Де Бельмонт обернулся и обнаружил, что медсестра стояла у него за спиной.

– Сию минуту сбегаю в магазин, месье, – ровным голосом сказал она. – Вы хотите брют или садкое, мадам?

– Всё равно. Нет, пусть будет сладкое, Бланш.

– Хорошо. Я скоро.

Ирэн взяла руку де Бельмонта.

– Ты не поверишь, милый, но я очень счастлива сейчас.

Он молчал.

– Судьба сделала мне такой подарок: ты рядом и никуда не спешишь. Я просила тебя побыть со мной в мои последние дни. И вот ты здесь. Во мне всё поёт…

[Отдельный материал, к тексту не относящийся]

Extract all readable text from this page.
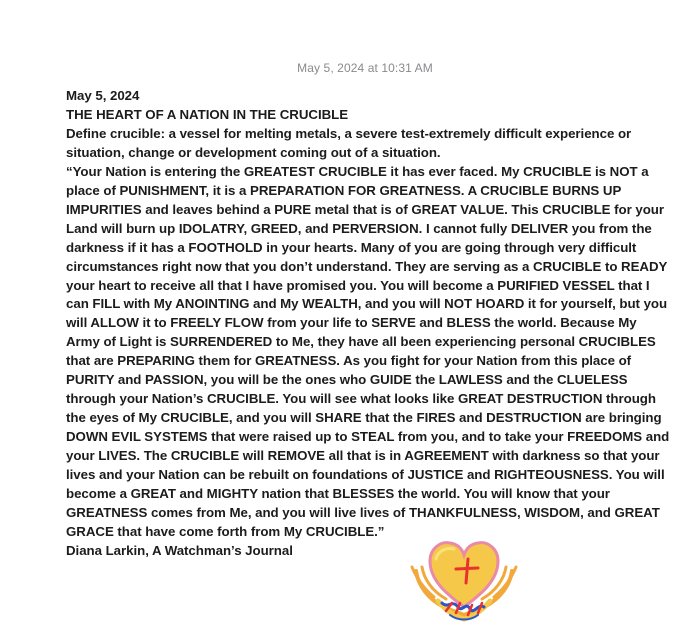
May 5, 2024 at 10:31 AM
May 5, 2024
THE HEART OF A NATION IN THE CRUCIBLE
Define crucible: a vessel for melting metals, a severe test-extremely difficult experience or situation, change or development coming out of a situation.
“Your Nation is entering the GREATEST CRUCIBLE it has ever faced. My CRUCIBLE is NOT a place of PUNISHMENT, it is a PREPARATION FOR GREATNESS. A CRUCIBLE BURNS UP IMPURITIES and leaves behind a PURE metal that is of GREAT VALUE. This CRUCIBLE for your Land will burn up IDOLATRY, GREED, and PERVERSION. I cannot fully DELIVER you from the darkness if it has a FOOTHOLD in your hearts. Many of you are going through very difficult circumstances right now that you don’t understand. They are serving as a CRUCIBLE to READY your heart to receive all that I have promised you. You will become a PURIFIED VESSEL that I can FILL with My ANOINTING and My WEALTH, and you will NOT HOARD it for yourself, but you will ALLOW it to FREELY FLOW from your life to SERVE and BLESS the world. Because My Army of Light is SURRENDERED to Me, they have all been experiencing personal CRUCIBLES that are PREPARING them for GREATNESS. As you fight for your Nation from this place of PURITY and PASSION, you will be the ones who GUIDE the LAWLESS and the CLUELESS through your Nation’s CRUCIBLE. You will see what looks like GREAT DESTRUCTION through the eyes of My CRUCIBLE, and you will SHARE that the FIRES and DESTRUCTION are bringing DOWN EVIL SYSTEMS that were raised up to STEAL from you, and to take your FREEDOMS and your LIVES. The CRUCIBLE will REMOVE all that is in AGREEMENT with darkness so that your lives and your Nation can be rebuilt on foundations of JUSTICE and RIGHTEOUSNESS. You will become a GREAT and MIGHTY nation that BLESSES the world. You will know that your GREATNESS comes from Me, and you will live lives of THANKFULNESS, WISDOM, and GREAT GRACE that have come forth from My CRUCIBLE.”
Diana Larkin, A Watchman’s Journal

Он разглядывал её лицо и не узнавал его. Он не верил, что оно могло настолько измениться со вчерашнего дня.

– Ирэн…

– Не нужно грустить, Жан-Пьер. Сегодня я счастливее, чем когда бы то ни было… Немножко, конечно, грустно, что завтра я уже не смогу разговаривать с тобой, но я всё-таки буду рядом… Ты знай это, помни…

Она закрыла глаза. Её сухие губы слиплись.

– Ирэн…

– Что?

– Прости, если я был когда-то несправедлив к тебе. Прости за причиненную тебе боль.